Jay didn't stand up right away. There was a fence to stop the ball's roll; surely the centerfielder would get to it in time. Ross had already scored, and Kenny was in the process. The centerfielder hit the relay man as Shane rounded third.

The Giants leaned toward home plate, shouting and waving. Jay stood up from the bench, not believing it. Ross' eyes went wide as he signaled for Shane to slide, as Shane flew down the third base line into a big dust-up and local lore.

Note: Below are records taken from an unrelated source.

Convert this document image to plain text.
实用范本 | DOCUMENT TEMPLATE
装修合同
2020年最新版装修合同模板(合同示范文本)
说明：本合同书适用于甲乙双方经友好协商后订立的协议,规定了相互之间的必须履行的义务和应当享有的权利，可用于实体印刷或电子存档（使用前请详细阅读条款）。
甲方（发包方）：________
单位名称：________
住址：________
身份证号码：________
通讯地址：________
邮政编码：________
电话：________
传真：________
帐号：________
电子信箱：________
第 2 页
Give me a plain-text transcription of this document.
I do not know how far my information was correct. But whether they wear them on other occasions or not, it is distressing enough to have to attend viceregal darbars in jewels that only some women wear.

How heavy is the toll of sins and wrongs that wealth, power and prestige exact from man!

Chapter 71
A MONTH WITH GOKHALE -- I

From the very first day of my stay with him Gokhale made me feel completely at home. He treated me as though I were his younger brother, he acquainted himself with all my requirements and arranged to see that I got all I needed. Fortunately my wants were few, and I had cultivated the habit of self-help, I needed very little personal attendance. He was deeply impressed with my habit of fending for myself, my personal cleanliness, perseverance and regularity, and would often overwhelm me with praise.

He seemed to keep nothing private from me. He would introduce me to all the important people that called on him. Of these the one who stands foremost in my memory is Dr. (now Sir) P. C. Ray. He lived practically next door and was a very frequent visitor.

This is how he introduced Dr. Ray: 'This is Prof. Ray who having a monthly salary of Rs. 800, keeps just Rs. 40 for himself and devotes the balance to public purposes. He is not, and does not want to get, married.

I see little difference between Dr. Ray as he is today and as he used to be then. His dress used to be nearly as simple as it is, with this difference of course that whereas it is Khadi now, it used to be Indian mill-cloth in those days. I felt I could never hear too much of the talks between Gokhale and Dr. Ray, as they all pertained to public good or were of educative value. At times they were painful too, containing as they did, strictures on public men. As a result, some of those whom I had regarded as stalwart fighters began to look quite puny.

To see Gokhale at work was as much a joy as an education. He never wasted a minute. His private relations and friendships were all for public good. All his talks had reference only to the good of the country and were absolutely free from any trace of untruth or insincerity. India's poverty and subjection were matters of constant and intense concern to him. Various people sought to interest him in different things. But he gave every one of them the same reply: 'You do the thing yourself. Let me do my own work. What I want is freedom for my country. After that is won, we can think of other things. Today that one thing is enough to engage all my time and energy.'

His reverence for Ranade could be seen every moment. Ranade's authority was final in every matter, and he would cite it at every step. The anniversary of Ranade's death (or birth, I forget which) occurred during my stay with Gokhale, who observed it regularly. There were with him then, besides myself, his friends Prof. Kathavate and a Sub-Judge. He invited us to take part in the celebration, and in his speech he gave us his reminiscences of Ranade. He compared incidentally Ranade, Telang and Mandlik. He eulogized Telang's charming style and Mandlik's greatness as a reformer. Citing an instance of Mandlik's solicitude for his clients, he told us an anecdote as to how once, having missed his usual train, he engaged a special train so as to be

Shane allowed himself a smile as the Giants patted his helmet down over his face. Ross grabbed and shook everyone, sporting his gap-toothed grin and gurgling happy sounds. Jay suddenly didn't care about being rocked; he jumped around with his mates. The Hamilton Park Giants were champions. They all went to A & W for root beers, coach's treat, as was the custom.

The next day was just another day in just another suburb, one of those quiet days in late summer where your friend's Mom yells something from some other room when she hears the front door open. There were no trophies -- the economy, or something like that -- and there were no interviews. High school came and went and they carried on, more apart than together.

Shane and Jay crossed paths now and then, and they were always happy to see each other, but the vagaries of life kept them apart. Jay visited Ross a couple times on the North Side, where Ross was trying to make ends meet with his wife and two kids.

Ross always denied that Jay had thrown any no-hitters, let alone two. Jay's protests were cut off by Ross' gurgles, the kind where he delights in your anguish until you realize he's just kidding. Jay and Ross were glad to break bread together, even if eight years had passed.

Shane eventually lowered his temperature by meditating and fasting with Buddhists in Tibet. Jay was right about that row he had to hoe, but to his occasional dismay he managed to stay alive.

Ross took his own life when he was 35. He died alone on a Monday morning in December of 1997. There isn't a single word about Ross on the Internet: nothing about his cheeky wit or his great hitting, nothing about his dog Brandy. Just a bare, official record of his passing on a governmental website.

Jay always thought that the season should not be forgotten: not because it was the glory days, not because it was important, but because it was poignant. Minnesota's Hamilton Park Giants, age 14-16, won the Brooklyn Park Athletic Association baseball championship in the summer of 1978. It was a trifle then, and it's less than that now, but in the championship game Ross did start their comeback with a double, and that's worth remembering.